Lynx, like Netscape and most other Web browsers, can store the URLs of interesting Web pages so that you can come back to them later. Lynx's bookmark scheme is a complete anticlimax compared to Netscape. It's controlled by two (count 'em, two) letters.

To add the current page to your bookmark list, press a. Lynx gives you the choice of adding a link to the page on the screen (d for document) or copying the highlighted link (c for current).

To look at (view) your current bookmark list, press v. When you're looking at your bookmark list, you move through it and choose links in the same way as you do on any other Web page. You can remove links from the bookmark page by pressing r.
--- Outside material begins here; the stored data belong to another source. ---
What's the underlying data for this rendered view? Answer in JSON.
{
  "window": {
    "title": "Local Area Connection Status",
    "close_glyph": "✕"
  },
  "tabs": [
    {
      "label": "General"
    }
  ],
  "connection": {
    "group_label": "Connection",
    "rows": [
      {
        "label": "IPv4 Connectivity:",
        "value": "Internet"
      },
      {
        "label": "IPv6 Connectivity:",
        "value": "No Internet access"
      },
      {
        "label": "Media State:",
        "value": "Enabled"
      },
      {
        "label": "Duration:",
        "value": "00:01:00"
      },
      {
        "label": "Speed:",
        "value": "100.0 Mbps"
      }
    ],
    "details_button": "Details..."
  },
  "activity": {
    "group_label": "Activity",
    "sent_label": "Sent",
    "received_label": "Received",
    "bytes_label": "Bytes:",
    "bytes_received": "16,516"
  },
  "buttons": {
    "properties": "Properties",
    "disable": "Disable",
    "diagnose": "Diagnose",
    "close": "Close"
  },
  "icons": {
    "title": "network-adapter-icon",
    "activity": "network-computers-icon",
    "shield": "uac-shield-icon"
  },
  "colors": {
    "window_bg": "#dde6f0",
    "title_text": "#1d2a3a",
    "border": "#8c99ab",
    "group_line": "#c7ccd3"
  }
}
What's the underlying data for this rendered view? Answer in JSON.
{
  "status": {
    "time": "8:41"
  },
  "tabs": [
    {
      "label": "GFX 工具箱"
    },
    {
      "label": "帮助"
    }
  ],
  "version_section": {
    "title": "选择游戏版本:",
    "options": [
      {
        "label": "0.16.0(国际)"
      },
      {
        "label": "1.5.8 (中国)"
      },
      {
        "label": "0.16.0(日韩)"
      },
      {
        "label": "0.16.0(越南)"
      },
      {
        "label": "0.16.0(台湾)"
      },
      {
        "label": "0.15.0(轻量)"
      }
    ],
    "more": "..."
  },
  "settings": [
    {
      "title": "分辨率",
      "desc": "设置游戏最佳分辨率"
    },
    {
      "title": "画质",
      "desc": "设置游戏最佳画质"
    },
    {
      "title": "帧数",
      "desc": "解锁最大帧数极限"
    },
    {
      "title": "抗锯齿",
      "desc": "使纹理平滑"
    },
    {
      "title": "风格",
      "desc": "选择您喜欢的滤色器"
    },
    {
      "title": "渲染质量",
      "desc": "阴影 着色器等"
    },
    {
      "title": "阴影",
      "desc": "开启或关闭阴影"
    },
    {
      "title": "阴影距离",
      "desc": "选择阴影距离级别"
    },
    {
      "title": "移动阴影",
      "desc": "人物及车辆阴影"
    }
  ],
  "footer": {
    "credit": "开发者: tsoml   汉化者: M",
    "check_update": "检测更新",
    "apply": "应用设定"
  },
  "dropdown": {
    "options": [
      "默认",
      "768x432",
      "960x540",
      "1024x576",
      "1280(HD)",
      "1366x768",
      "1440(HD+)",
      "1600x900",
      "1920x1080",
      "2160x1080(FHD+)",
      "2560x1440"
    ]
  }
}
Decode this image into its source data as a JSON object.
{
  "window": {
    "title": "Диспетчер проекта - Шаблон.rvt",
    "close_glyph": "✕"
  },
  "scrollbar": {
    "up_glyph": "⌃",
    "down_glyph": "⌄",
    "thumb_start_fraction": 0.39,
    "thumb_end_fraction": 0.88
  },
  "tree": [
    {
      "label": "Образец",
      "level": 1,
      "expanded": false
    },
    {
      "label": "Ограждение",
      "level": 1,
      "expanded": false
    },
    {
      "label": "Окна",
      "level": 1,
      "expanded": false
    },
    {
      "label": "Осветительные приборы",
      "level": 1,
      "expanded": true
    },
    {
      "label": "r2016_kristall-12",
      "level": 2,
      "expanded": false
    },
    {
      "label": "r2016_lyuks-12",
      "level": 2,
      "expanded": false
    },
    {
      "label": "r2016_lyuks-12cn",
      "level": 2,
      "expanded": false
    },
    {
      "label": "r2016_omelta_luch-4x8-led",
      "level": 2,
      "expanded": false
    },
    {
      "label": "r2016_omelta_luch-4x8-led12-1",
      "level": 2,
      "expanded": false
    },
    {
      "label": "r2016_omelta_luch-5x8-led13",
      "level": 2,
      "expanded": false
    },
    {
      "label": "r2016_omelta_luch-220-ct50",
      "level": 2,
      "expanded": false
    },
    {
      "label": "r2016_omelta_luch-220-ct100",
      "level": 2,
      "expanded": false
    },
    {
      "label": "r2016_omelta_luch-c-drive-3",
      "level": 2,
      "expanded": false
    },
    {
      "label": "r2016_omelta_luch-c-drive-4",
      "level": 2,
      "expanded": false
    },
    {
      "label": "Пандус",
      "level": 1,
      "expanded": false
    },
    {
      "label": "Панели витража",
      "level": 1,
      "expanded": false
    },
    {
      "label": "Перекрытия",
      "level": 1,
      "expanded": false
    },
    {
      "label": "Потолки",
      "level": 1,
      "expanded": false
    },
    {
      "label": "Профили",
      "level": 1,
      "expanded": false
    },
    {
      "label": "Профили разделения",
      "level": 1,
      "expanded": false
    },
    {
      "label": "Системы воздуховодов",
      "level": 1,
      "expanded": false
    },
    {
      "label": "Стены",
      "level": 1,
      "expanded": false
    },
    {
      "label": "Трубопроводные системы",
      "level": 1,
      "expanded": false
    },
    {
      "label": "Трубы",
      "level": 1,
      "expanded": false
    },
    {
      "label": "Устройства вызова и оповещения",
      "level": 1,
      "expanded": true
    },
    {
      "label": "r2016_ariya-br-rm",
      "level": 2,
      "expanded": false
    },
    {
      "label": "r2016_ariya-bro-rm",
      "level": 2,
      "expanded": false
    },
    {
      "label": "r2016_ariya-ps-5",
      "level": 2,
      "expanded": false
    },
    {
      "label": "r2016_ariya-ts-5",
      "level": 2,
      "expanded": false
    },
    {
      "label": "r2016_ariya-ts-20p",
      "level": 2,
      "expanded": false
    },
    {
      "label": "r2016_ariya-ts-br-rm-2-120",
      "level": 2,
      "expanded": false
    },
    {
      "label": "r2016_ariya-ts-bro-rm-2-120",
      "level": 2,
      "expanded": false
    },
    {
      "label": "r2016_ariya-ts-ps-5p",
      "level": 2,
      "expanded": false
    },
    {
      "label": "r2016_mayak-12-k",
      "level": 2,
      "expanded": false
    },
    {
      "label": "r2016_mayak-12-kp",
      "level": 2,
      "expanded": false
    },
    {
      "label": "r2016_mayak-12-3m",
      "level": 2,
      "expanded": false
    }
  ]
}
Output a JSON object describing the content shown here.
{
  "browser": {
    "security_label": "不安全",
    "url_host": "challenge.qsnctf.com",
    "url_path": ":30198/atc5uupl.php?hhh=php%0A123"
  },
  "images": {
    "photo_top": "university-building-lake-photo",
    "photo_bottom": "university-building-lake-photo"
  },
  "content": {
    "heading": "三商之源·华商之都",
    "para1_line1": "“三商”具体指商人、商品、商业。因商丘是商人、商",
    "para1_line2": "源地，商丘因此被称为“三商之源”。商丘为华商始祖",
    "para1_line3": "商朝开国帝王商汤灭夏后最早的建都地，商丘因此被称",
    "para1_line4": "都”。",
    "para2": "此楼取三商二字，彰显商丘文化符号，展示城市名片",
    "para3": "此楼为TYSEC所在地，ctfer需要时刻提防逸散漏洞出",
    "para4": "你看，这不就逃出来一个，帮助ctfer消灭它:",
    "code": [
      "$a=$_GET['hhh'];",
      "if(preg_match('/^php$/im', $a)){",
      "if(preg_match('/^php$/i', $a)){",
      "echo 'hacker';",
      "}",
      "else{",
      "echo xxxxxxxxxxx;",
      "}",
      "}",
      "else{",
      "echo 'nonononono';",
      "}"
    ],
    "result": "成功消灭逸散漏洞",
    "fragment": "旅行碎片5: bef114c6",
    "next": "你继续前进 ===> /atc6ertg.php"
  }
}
If you're using Lynx on your own UNIX account, your bookmarks are saved in a file between Lynx sessions. On the other hand, if you're using telnet to connect to a Lynx system somewhere else, the bookmarks exist only through a single Lynx session, and they're discarded when you quit.

Printing pages

Printing in Lynx is easy in principle: You press p. But if you're dialed in to your provider, printing on your provider's computer doesn't do you much good, so Lynx gives you some options, the most useful of which are save to disk (so that you can download it and print it locally) or e-mail it to yourself (so that you can download it and print it locally). Are you detecting a pattern here?)